А позднее вечером, перед ночью, когда надзирательницы и начальница уходили, чтобы пользоваться коротким ночным покоем, уезжал и уставший за день доктор, а сиделка-служанка дремала в кресле, прикрутив свет в лампе-ночнике, маленькая, горбатая фигурка калеки Елены Дмитриевны проскальзывала в приютский лазарет, склонялась над пылавшим личиком и, молитвенно сложив руки, шептала пересохшими от волнения губами:
— Боже мой! Ты любящий Отец сирот, Ты приказавший приводить к себе детей, Божественный Спаситель, сохрани нам и спаси эту девочку. Она рождена для беззаботного счастья… Она — красивое сочетание гармонии. Она — нежный Цветок, взлелеянный в теплице жизни. Спаси ее, господи! Одинокую, бедную сиротку! Помилуй, сохрани ее нам! Бедное дитя! Праздничный цветок, тянувшийся так беспечно к веселью и смеху. Ты сохранишь ее нам, Милосердный господь!

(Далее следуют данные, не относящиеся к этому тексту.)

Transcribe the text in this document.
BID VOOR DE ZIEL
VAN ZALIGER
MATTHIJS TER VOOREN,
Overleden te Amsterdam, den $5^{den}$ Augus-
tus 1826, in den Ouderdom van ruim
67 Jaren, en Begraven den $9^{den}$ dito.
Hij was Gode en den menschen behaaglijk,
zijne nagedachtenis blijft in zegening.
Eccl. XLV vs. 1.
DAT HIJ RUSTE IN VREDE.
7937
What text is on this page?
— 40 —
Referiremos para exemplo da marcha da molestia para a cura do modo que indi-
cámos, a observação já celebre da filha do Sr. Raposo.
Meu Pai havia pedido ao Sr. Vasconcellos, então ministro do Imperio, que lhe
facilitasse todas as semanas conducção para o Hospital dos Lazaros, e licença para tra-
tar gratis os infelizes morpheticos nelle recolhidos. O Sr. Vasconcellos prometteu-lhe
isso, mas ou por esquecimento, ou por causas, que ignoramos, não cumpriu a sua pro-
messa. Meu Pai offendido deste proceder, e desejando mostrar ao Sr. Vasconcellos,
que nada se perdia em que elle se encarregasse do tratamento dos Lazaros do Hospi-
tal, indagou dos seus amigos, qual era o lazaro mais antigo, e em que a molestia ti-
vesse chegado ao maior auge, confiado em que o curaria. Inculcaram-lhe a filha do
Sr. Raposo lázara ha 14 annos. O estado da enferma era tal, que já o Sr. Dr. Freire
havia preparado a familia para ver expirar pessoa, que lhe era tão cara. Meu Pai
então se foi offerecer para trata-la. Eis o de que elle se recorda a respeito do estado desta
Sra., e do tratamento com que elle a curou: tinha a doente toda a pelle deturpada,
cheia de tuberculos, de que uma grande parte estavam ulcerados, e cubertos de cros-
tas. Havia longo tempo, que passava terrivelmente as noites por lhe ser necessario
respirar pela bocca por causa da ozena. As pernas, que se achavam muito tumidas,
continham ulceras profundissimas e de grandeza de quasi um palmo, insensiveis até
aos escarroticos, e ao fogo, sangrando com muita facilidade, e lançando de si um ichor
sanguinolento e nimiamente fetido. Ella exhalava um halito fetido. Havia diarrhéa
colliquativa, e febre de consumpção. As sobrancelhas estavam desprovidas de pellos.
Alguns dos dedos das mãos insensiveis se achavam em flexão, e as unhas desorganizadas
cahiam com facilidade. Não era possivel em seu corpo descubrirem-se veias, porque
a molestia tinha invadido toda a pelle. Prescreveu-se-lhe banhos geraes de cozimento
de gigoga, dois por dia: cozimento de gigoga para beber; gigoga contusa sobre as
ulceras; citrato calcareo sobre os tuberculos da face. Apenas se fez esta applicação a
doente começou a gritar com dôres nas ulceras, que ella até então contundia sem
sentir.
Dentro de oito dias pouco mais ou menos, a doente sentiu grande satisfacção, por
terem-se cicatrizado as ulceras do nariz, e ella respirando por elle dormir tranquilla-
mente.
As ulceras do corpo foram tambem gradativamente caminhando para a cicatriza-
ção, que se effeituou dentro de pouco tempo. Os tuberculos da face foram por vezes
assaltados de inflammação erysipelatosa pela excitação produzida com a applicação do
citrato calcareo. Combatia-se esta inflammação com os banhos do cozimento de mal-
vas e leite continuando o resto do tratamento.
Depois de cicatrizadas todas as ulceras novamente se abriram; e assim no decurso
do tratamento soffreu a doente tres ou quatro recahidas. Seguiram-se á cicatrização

Всю долгую ночь добрая тетя Леля ухаживала за больною, меняя лед на ее головке, вливая ей в запекшийся от жара ротик лекарство. А наутро с желтым осунувшимся лицом с синими кольцами вокруг глаз, но все такая же бодрая, сильная духом, жившим в этом худеньком теле, спешила она к своим маленьким стрижкам «пасти» свое "стадо милых ягняток", как говорила она в шутку, тянуть долгий, утомительный, полный хлопот и забот приютский день.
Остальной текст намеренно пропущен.